Un « nouveau fonds innovant pour la conservation des forêts », le TFFF (Tropical Forest Forever Facility)

Forêt amazonnienne©Laurent Descroix
21 novembre 2024

Forêts tropicales : questions sur le fonds de conservation proposé par le Brésil

Par Alain Karsenty, économiste au CIRAD

Le Brésil, à l’instar d’autres pays possédant des forêts essentielles pour l’équilibre planétaire, doit préserver l’Amazonie. Pour contrer la déforestation, des outils financiers existent déjà et de nouveaux mécanismes sont en développement. Cependant, il est crucial de ne pas financer le statu quo et il faut en outre s’assurer, avec l’accord et la participation des pays bénéficiaires, que les fonds dédiés à la protection de la forêt soient utilisés de manière optimale.

A la CoP 16 de Cali sur la biodiversité, l’annonce d’un « nouveau fonds innovant pour la conservation des forêts », le TFFF (Tropical Forest Forever Facility)1, a suscité beaucoup d’enthousiasme, si l’on en croit le site Mongabay.com qui consacre un article à ce sujet2. Le fonds est déjà inscrit à l’ordre du jour du sommet des dirigeants du G20 au Brésil du 18 au 19 novembre 2024.

De quoi s’agit-il ? Le TFFF est calqué sur le modèle des « fonds fiduciaires pour la conservation », dont le capital (généralement constitué de dons de pays industriels et de fondations, voire d’échanges « dette-nature ») est confié à un gestionnaire d’investissement qui le place sur les marchés financiers internationaux, en obligations ou en actions. Les intérêts et les dividendes annuels servent à financer le fonctionnement d’aires protégées, sans toucher au capital. Ce modèle économique est généralement viable, et les fonds fiduciaires pour la conservation ont surmonté notamment la chute des cours des actifs financiers lors de la crise financière de 2008.

Le TFFF fonctionnerait sur un modèle similaire, sauf que les fonds investis par les États et des investisseurs privés seraient des prêts. Le rendement moyen attendu serait de 5,5 % par an. Voici ce que prévoient les promoteurs du TFFF, rapporté par Mongabay.com : « Des pays riches tels que les États-Unis, la Norvège, l’Allemagne, la France, la Grande-Bretagne et les Émirats arabes unis (…) prêteront, et non donneront, 25 milliards $, avec un taux de rendement fixe sur 20 ans. Ces investissements étatiques devraient servir de capital d’amorçage pour les philanthropes et les milliardaires au cœur vert [sic], qui investiront 100 milliards $ supplémentaires − en une seule fois, et non pas année après année. Si tout fonctionne comme prévu, le portefeuille diversifié d’investissements rapportera suffisamment pour rembourser les investisseurs à un taux fixe (…). Les gains supérieurs à ce taux, estimés à 4 milliards $ par an, seront mis à la disposition d’environ 70 pays tropicaux en développement afin de les indemniser pour leurs forêts anciennes intactes, matures ou restaurées, mais pas pour leurs plantations, à raison de 4 $ par hectare. Les pays recevront des paiements annuels pendant 20 ans, après quoi le fonds sera clôturé. En cas de déforestation, les pays seront pénalisés de 400 $ par hectare perdu au cours d’une année donnée »3.

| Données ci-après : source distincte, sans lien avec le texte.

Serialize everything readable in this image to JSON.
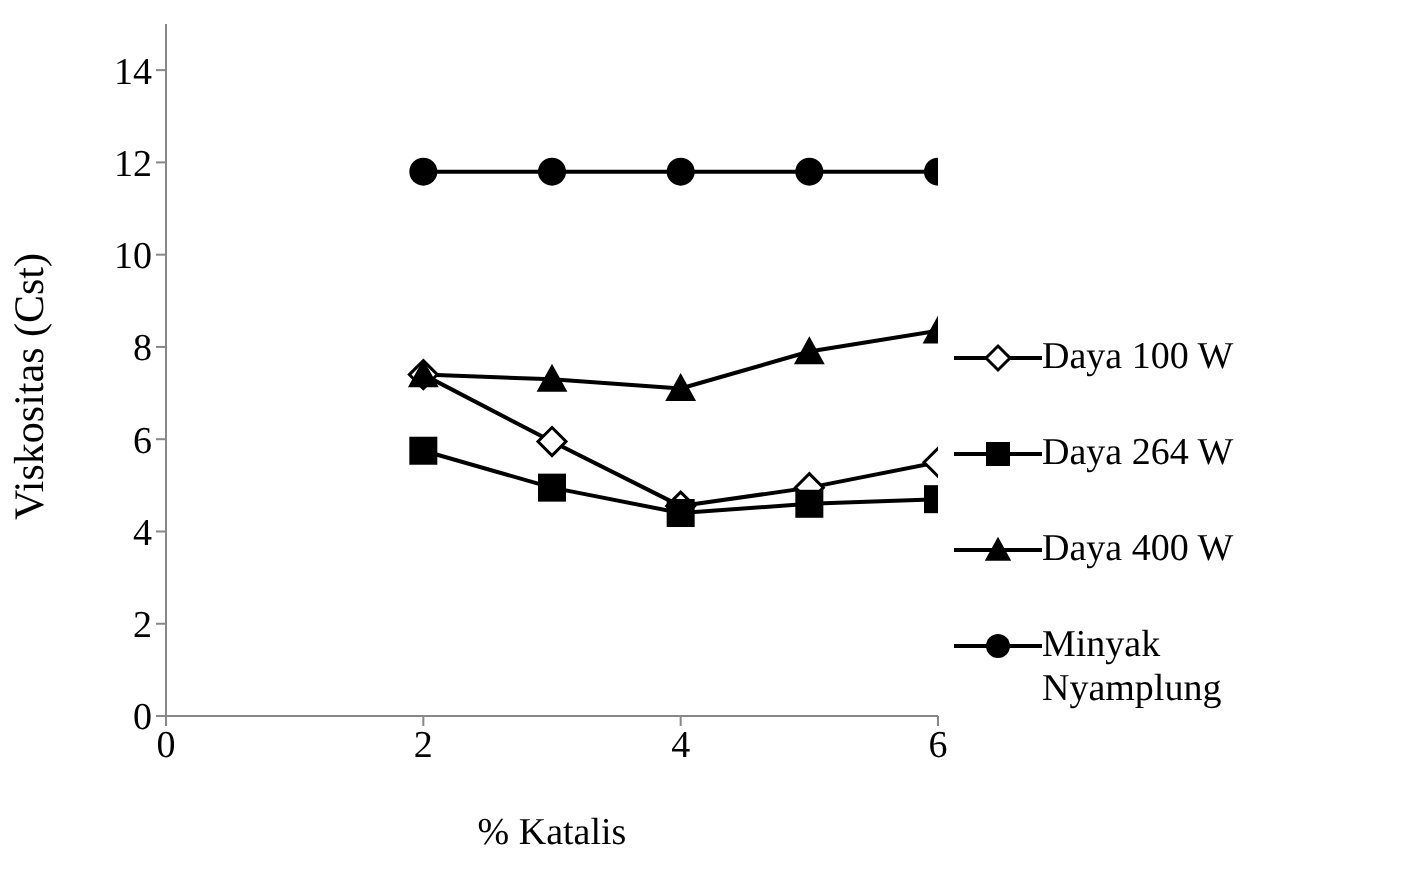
{
  "chart_data": {
    "type": "line",
    "xlabel": "% Katalis",
    "ylabel": "Viskositas (Cst)",
    "x": [
      2,
      3,
      4,
      5,
      6
    ],
    "xlim": [
      0,
      6
    ],
    "xticks": [
      0,
      2,
      4,
      6
    ],
    "ylim": [
      0,
      15
    ],
    "yticks": [
      0,
      2,
      4,
      6,
      8,
      10,
      12,
      14
    ],
    "grid": false,
    "legend": "right",
    "line_style": "solid",
    "series": [
      {
        "name": "Daya 100 W",
        "color": "#000000",
        "marker": "diamond",
        "values": [
          7.4,
          5.95,
          4.55,
          4.95,
          5.5
        ]
      },
      {
        "name": "Daya 264 W",
        "color": "#000000",
        "marker": "square",
        "values": [
          5.75,
          4.95,
          4.4,
          4.6,
          4.7
        ]
      },
      {
        "name": "Daya 400 W",
        "color": "#000000",
        "marker": "triangle",
        "values": [
          7.4,
          7.3,
          7.1,
          7.9,
          8.35
        ]
      },
      {
        "name": "Minyak Nyamplung",
        "color": "#000000",
        "marker": "circle",
        "values": [
          11.8,
          11.8,
          11.8,
          11.8,
          11.8
        ]
      }
    ]
  }
}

Continuité de la diplomatie environnementale du Brésil

Ce n’est pas exactement une idée nouvelle, le Brésil, initiateur de cette proposition, l’avait déjà esquissée à la CoP 28 sur le climat en 2023 à Dubaï, et l’idée d’un fonds est encore plus ancienne, puisqu’en 2007, le président Lula da Silva avait proposé la création d’un fonds international contre la déforestation. À cette époque, le Brésil, soutenait l’idée du mécanisme REDD+ (un mécanisme onusien dont le principe est de rémunérer les pays pour la baisse des émissions de CO2 issues de la déforestation ou l’augmentation du stock de carbone découlant d’actions délibérées) mais ne voulait pas y associer de crédits carbones forestiers. En effet, la diplomatie brésilienne considérait que les pays industrialisés devaient d’abord réduire leurs émissions et non se dispenser d’efforts en achetant des crédits carbone forestiers aux pays du Sud, notamment au Brésil qui avait engagé une politique courageuse d’application des lois qui conduira à une baisse spectaculaire de la déforestation en Amazonie entre 2005 et 2012. Dans la foulée, avait été créé le « Fonds Amazone », avec d’importants apports financiers de la Norvège et de l’Allemagne, qui finance des programmes visant à enrayer les causes de la déforestation et à fournir des incitations aux producteurs : cadastre rural, paiements pour services environnementaux, etc.